Corsa contro il tempo per i commercianti, hanno tempo fino a lunedì 27 per ottenere le autorizzazioni Progetti unitari per attività sulla stessa strada o piazza, anche pareri speciali per utilizzare gli spazi
L’AQUILA. Conto alla rovescia per tavoli all’aperto e dehors. È stato infatti pubblicato l’avviso rivolto ai commercianti per la manifestazione di interesse finalizzata all’ottenimento di una porzione di suolo pubblico per l’insediamento dei dehors. Gli esercenti interessati avranno tempo fino alle 12 del prossimo 27 maggio (lunedì) per inoltrare la propria richiesta di autorizzazione al Suap (Servizio occupazione suolo pubblico).

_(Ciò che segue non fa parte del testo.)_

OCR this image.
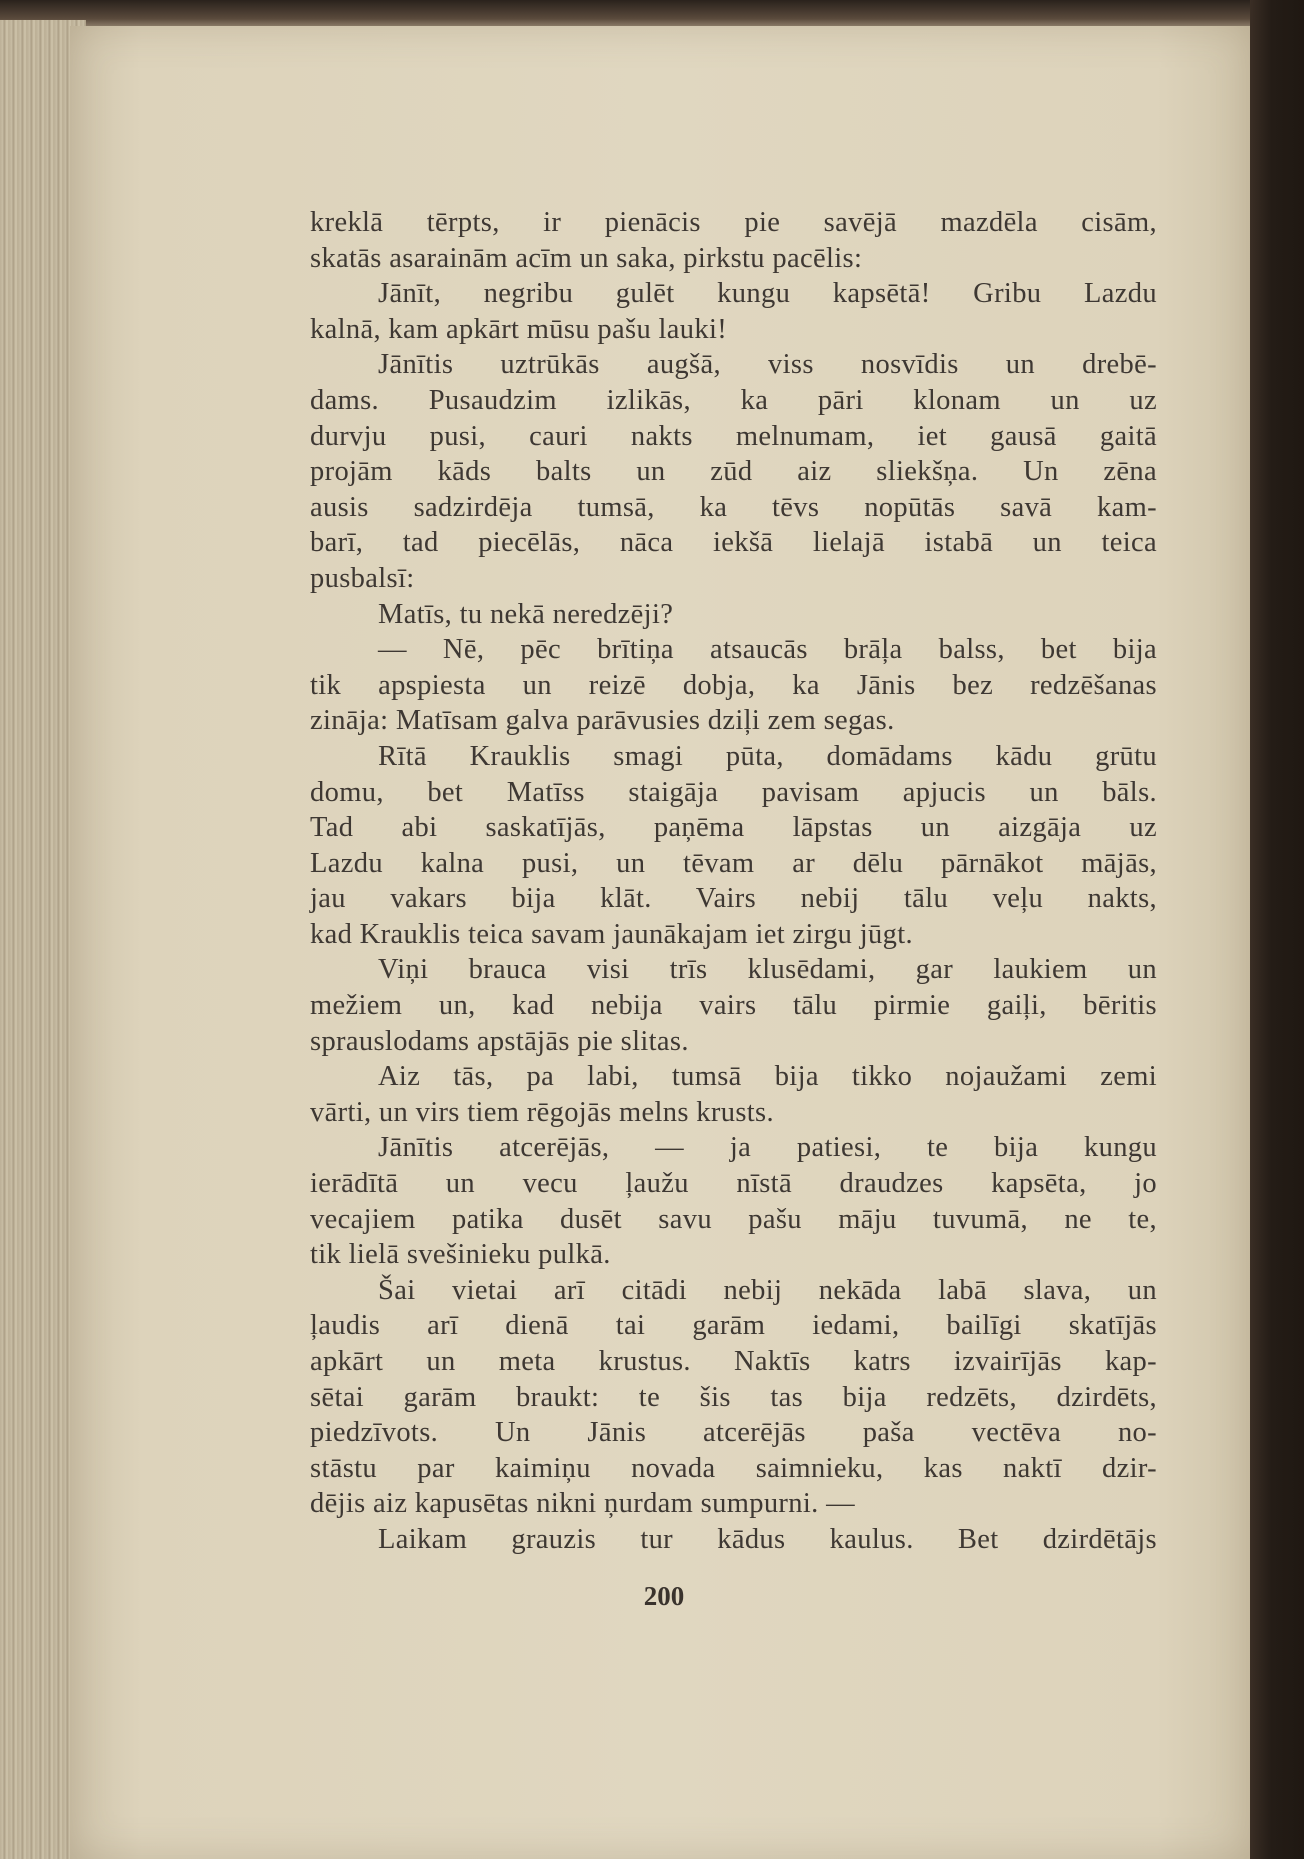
kreklā tērpts, ir pienācis pie savējā mazdēla cisām,
skatās asarainām acīm un saka, pirkstu pacēlis:
Jānīt, negribu gulēt kungu kapsētā! Gribu Lazdu
kalnā, kam apkārt mūsu pašu lauki!
Jānītis uztrūkās augšā, viss nosvīdis un drebē-
dams. Pusaudzim izlikās, ka pāri klonam un uz
durvju pusi, cauri nakts melnumam, iet gausā gaitā
projām kāds balts un zūd aiz sliekšņa. Un zēna
ausis sadzirdēja tumsā, ka tēvs nopūtās savā kam-
barī, tad piecēlās, nāca iekšā lielajā istabā un teica
pusbalsī:
Matīs, tu nekā neredzēji?
— Nē, pēc brītiņa atsaucās brāļa balss, bet bija
tik apspiesta un reizē dobja, ka Jānis bez redzēšanas
zināja: Matīsam galva parāvusies dziļi zem segas.
Rītā Krauklis smagi pūta, domādams kādu grūtu
domu, bet Matīss staigāja pavisam apjucis un bāls.
Tad abi saskatījās, paņēma lāpstas un aizgāja uz
Lazdu kalna pusi, un tēvam ar dēlu pārnākot mājās,
jau vakars bija klāt. Vairs nebij tālu veļu nakts,
kad Krauklis teica savam jaunākajam iet zirgu jūgt.
Viņi brauca visi trīs klusēdami, gar laukiem un
mežiem un, kad nebija vairs tālu pirmie gaiļi, bēritis
sprauslodams apstājās pie slitas.
Aiz tās, pa labi, tumsā bija tikko nojaužami zemi
vārti, un virs tiem rēgojās melns krusts.
Jānītis atcerējās, — ja patiesi, te bija kungu
ierādītā un vecu ļaužu nīstā draudzes kapsēta, jo
vecajiem patika dusēt savu pašu māju tuvumā, ne te,
tik lielā svešinieku pulkā.
Šai vietai arī citādi nebij nekāda labā slava, un
ļaudis arī dienā tai garām iedami, bailīgi skatījās
apkārt un meta krustus. Naktīs katrs izvairījās kap-
sētai garām braukt: te šis tas bija redzēts, dzirdēts,
piedzīvots. Un Jānis atcerējās paša vectēva no-
stāstu par kaimiņu novada saimnieku, kas naktī dzir-
dējis aiz kapusētas nikni ņurdam sumpurni. —
Laikam grauzis tur kādus kaulus. Bet dzirdētājs
200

Previsti dal Comune «progetti unitari» nel caso di attività di somministrazione che so trovano sulla stessa strada o piazza, «progetti speciali» per chi sia impossibilitato a sfruttare lo spazio antistante il proprio negozio, e anche il parere dei vigili del fuoco e del 118 nel caso in cui «l’occupazione di suolo pubblico determini un restringimento della viabilità superiore ai 3,5 metri».
L’AVVISO
«Le manifestazioni devono essere inoltrate al Servizio Suap, tramite Pec, all’indirizzo suap@comune.laquila.postecert.it, entro il 27 maggio 2024 alle 12» e contenere i seguenti dati: «generalità, residenza anagrafica e codice fiscale del richiedente (se la manifestazione è presentata da persona giuridica, dovrà essere indicata la denominazione, sede sociale e il codice fiscale o partita Iva, nonché le generalità del legale rappresentante); elaborato grafico in cui è possibile riscontare l’ubicazione esatta del luogo dove si intende installare l’occupazione, misura e consistenza dell’occupazione nel rispetto della presente disciplina, tipologia dell’occupazione e anche la durata d’uso dell’occupazione».
LE TIPOLOGIE DI RICHIESTA
Previste inoltre tre diverse modalità di presentazione della domanda. «Progetti unitari: in caso di più esercizi attigui che insistono sulla stessa piazza o strada si invita a presentare proposte unitarie (sia per via che per piazza) da più operatori aventi titolo a richiedere l’occupazione dell’area. Il progetto unitario può essere sviluppato anche in area pubblica o giardino pubblico nelle immediate vicinanze dall’area in cui insistono gli esercizi». Ma anche «progetti speciali: nel caso in cui l’esercente non abbia alcuna possibilità di esercitare su suolo pubblico sul fronte del proprio esercizio ed esiste un’area pubblica, o uno stallo di sosta, un giardino o un’area verde in prossimità dell’esercizio massimo a 50 metri dallo stesso, e non c’è altro esercente nelle medesime condizioni sulla stessa area, può proporre all’amministrazione un progetto speciale per l’utilizzo del suolo pubblico». Progetto di pedonalizzazione temporanea di un’area pubblica: le occupazioni relative alla chiusura temporanea di strade in orari limitati e predefiniti finalizzate all'occupazione del suolo pubblico mediante strutture leggere e facilmente amovibili all'occorrenza (tavoli e sedie) sono ammissibili mediante progetto unitario soggetto a valutazione da parte degli uffici competenti. Qualora non sia possibile garantire una corsia di transito per i mezzi di soccorso avente larghezza minima di 3,50 metri l’autorizzazione sarà subordinata al recepimento delle indicazioni che saranno fornite da vigili del fuoco e 118».
LE CRITICHE
Sull’iter relativo all’occupazione del suolo pubblico da parte dei commercianti pesano però le recenti esternazioni dei consiglieri di minoranza Paolo Romano e Lorenzo Rotellini, secondo i quali la nuova regolamentazione stia avvenendo «fuori tempo massimo» in un «continuo rimpallo tra settori e partiti della stessa maggioranza», senza sapere «chi debba fare i controlli».